The “tok-tok community” is notorious for ill-manners, savagery and recurrent fights at their random, disorganized stops about turns and passengers.
Still, the picture is not so dim and there are some young rickshaw drivers who insist to continue school and complete their education, and they only work to help themselves and their parents with life expenses.
“I will go to high school, study science and then will join the medicine college to become a doctor,” Mostafa, 16-year-old driver who has just finished his last year of the preparatory stage, told Xinhua.
“As long as I keep away from bad people like those,” Mostafa said while pointing to a quarrel between young drivers on Zinin Street in Boulak el-Dakrour, “I will have no problem as a tok-tok driver and a student.”
The growing phenomenon, which appeared in Egypt a decade ago, perplexed those working in education and increased their worries about school dropouts in the most populous Arab country whose 40 percent of population are illiterate.

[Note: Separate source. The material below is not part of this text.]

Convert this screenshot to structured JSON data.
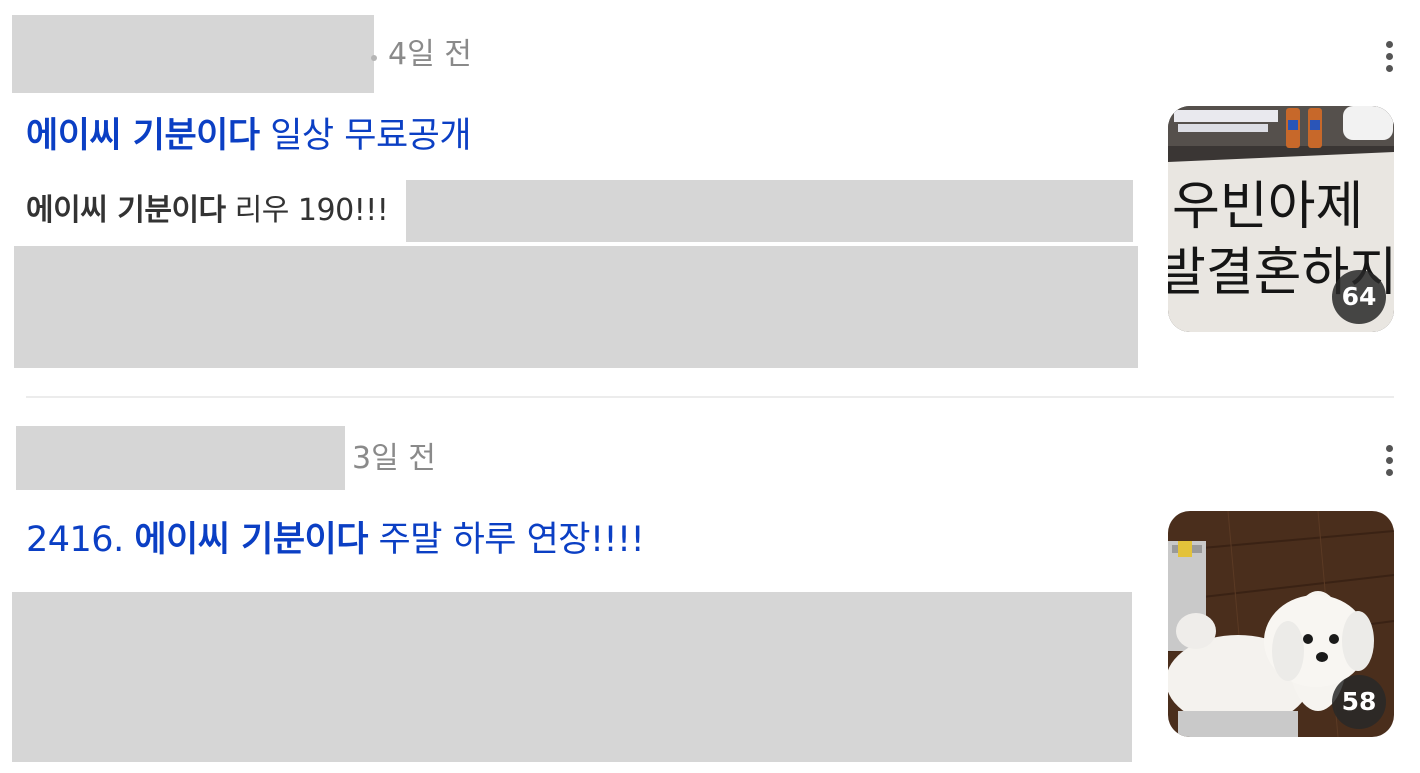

“There are a lot of absence cases because students continue their work as tok-tok drivers, which brings them a high income at such a young age,” said Mahmoud Aboul-Nour, Principal of Martyr Mahmoud Saqr Preparatory School in Minufiya north of Cairo, lamenting the phenomenon threatens further school dropouts and a higher illiteracy rate.
“We noticed behavioral changes with students who do that job due to mixing with ill-mannered people in that community,” the principal told Xinhua, noting that such students don’t pay attention to school because they know that a well-paid job is waiting for them without having to worry about education.
On one of ever-busy main streets in Imbaba neighborhood in Giza, 30-year-old Khaled Ali was waiting for passengers in the rickshaw he had to buy after he left carpentry due to recession.
“I am married with three children and there is no much carpentry work these days because of the political turmoil over the past three years,” Ali told Xinhua, arguing he had to leave his old craft and buy a three-wheeler to feed his family.
Another 25-year-old driver, Mahmoud Nassar, said that not all rickshaw drivers are illiterate and bad people. “I graduated from a technical institute and worked as air-condition technician, but there is general recession in the country so I should find a quick income instead of staying jobless.”
Even Abu Mohamed, 50-year-old accountant at a contractor company, bought a rickshaw to drive it after work and make some extra money for his family.
Aware of their various social problems, a previous interim government eight months ago had to ban the import of tok-toks for one year.
“Rickshaws don’t have plates, so if one is used in a crime it’s hard to find it,” traffic police officer Khamis Abdel-Hady told Xinhua, lamenting that three-wheelers don’t have licenses and do not abide by traffic rules. “It’s a disaster if they invade cities as they did in slums.”